Archive for the Poesia Category

Vidas Prematuras

Posted in 02 Dissílabos, Poesia on 30 de julho de 2008 by Prof Gasparetto

Vivi
Com medo
No tempo
Das horas
afim!

Bebi
Vinhedos
Sem gosto
De vinho
Por fim!

Corri
Meus dedos
No corpo
D’amada
Yasmin!

Perdi
Segredos
Vergonhas
Tão raras
De rir!

Colhi
Teus seios
Maduros
Num sonho
De brim!

Carpi
Levedos
D’um leito
Distante
Pra mim!

Morri
Tão cedo
Pensando
Q’achei
Teu fim!

Supostos Dilemas em Nós Atados! – Parte 3

Posted in Poesia on 30 de julho de 2008 by Prof Gasparetto

III
O que você faria, eu amor:

Se passasse a vida inteira a lhe buscar, você desertaria?
Se o meu beijo lhe trouxesse muitas riquezas, você me aceitaria?
Se os meus dias estão contados e são poucos, você me amaria?
Se a paz fosse eterna entre nós, você guerrearia?
Se o amor fosse tão quente, por que esta guerra fria?
Se tudo o que lhe dei foi a verdade, você me mentiria?
Se fosse seu oásis tão perfeito, com que direito lhe abandonaria?

Me responda, por favor!

Supostos Dilemas em Nós Atados! – Parte 2

Posted in Poesia on 30 de julho de 2008 by Prof Gasparetto

II
O que você faria, eu amor:

Se os quadro que pintei foram só alegorias?
Se cortassem meu coração e vendessem como bijuteria?
Se lhe dissesse que o palhaço sou eu que vive de alegria?
Se eu fosse um pirata caribenho que descobriu sua ilha?
Se todos os oceanos congelassem e maltratassem nossa alma marinha?
Se apenas um olhar parasse o tempo, o seu olhar me olharia?
Se todas as paixões que eu senti não valessem mais que o amor que lhe daria?

Me responda, por favor!!!

Supostos Dilemas em Nós Atados! – Parte 1

Posted in Poesia on 30 de julho de 2008 by Prof Gasparetto

I
O que você faria, eu amor:

Se não me encontrasse mais ao seu lado nas fotografias?
Se eu fosse peão no xadrez e você minha adversária rainha?
Se eu seqüestrasse o mundo e violasse sua geografia?
Se eu fosse espião das S/A, e não ser da sua CIA?
Se eu declarasse a moratória em todas as Casas Bahia?
Se eu lhe disse a verdade que um dia morei em Bastilha?
Se eu confessasse que quebrei o esquadro que demarcou Tordesilhas?

Me responda, por favor!

Entardecer de Pétalas III

Posted in 12 Alexandrinos, Poesia on 30 de julho de 2008 by Prof Gasparetto

III Mercador de Sonhos

E vejo em tua face, oh amada minha,
Resplandecendo em mim, sonatas ao luar!
Pudera eu contar pra ti das minhas sinas,
Quando criei bazares, foi pra t’encontrar…

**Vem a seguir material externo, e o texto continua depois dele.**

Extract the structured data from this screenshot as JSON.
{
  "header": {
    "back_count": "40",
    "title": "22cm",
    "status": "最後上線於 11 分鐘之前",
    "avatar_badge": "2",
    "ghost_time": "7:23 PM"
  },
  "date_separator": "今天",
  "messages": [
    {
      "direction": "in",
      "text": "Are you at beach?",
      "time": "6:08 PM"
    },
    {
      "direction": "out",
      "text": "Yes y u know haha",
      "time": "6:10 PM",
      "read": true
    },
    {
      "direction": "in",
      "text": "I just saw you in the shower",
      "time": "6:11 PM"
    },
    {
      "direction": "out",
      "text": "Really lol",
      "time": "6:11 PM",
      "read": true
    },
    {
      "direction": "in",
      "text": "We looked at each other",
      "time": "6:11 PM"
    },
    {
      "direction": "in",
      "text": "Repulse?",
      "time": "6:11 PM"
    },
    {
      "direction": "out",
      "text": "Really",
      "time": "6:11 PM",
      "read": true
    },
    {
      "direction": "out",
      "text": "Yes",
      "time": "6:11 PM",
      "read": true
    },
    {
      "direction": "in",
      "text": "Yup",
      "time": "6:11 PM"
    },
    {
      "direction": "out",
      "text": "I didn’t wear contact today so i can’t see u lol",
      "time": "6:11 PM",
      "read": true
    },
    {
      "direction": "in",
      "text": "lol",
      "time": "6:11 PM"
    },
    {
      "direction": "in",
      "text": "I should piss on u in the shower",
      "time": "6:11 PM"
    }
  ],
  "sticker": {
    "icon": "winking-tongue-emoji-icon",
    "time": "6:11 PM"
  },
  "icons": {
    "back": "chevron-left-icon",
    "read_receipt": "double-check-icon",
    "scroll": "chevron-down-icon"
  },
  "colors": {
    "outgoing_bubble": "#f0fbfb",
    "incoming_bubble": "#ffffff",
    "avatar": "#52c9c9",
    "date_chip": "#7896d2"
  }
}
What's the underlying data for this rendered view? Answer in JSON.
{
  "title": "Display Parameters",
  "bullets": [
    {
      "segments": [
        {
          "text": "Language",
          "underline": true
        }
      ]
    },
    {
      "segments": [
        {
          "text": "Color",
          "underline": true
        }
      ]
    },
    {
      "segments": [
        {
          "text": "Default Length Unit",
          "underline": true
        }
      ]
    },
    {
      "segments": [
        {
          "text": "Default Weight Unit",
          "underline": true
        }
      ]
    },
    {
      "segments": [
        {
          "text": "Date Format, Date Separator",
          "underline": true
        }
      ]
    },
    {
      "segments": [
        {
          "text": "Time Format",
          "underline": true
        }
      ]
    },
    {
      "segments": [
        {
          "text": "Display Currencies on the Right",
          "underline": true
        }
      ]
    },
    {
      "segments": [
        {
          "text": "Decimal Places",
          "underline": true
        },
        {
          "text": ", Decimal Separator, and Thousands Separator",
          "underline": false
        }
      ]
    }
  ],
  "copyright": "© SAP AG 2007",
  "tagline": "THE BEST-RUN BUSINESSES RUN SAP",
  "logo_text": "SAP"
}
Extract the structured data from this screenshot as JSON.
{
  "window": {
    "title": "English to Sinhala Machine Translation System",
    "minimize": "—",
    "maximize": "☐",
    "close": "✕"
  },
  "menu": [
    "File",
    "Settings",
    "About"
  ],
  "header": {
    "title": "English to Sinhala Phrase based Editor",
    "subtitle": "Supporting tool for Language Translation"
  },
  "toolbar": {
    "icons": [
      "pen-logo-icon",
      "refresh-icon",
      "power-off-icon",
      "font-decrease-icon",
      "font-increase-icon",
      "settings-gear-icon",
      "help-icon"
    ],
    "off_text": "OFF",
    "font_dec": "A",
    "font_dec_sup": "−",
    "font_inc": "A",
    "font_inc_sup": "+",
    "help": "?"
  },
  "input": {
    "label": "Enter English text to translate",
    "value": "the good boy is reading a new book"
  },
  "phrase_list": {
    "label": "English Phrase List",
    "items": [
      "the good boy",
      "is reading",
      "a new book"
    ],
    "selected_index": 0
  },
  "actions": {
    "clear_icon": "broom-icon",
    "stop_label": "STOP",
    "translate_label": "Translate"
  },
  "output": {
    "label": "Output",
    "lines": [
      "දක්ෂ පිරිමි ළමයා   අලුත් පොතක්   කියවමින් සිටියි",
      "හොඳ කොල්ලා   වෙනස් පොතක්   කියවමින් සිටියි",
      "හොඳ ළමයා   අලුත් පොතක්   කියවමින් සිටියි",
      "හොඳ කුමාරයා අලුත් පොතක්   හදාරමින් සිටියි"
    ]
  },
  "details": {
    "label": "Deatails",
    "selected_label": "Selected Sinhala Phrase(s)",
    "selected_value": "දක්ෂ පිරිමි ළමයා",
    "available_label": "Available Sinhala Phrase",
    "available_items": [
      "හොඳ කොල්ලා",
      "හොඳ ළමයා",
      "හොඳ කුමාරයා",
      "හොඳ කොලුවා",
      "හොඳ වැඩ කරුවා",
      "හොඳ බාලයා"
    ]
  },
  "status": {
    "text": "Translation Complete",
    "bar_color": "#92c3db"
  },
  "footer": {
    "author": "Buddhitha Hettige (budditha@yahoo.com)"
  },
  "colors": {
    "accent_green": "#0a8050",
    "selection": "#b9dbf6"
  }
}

Não pude perceber que me miravas longe,
Embora na distância eu sempre te amava!
Já vendi muitos passados para viver o hoje,
Porém não garanti que no futuro estavas!

Se este sol distante te bronzeia a pele,
O meu olhar fulgura a te despir tão séria…
O sol não é tão quente oh minha doce bela,
Quanto os meus amores que sempre te revelam!!

As lágrimas me agridem ofuscando em tela
A tua bela imagem que a arte explora!
Quem julga ser tão só, perdido em plena guerra?
Não sabe o que é o amor d’uma bela senhora!

Eu sinto que morri, mais foi só um engano,
Sentindo em teu olhar a fúria de um Mar Grego…
Que queres que eu te diga: que mudei meus planos?
Ser teu o mercador, o teu eterno emprego?

Que queres que eu te diga: q’estou aprisionado?
Que pelas caravanas somos dois estranhos?
Não fujo mais de ti agora acorrentado…
Ou queres que eu veleje em outros oceanos?

Que falta tu me fazes quando dos encontros,
Sem ter aquela paz que vinha ao meu conforto!
Declaro tudo enfim: seremos nós dois monstros?
Ou feitos dois amores que julgamos soltos?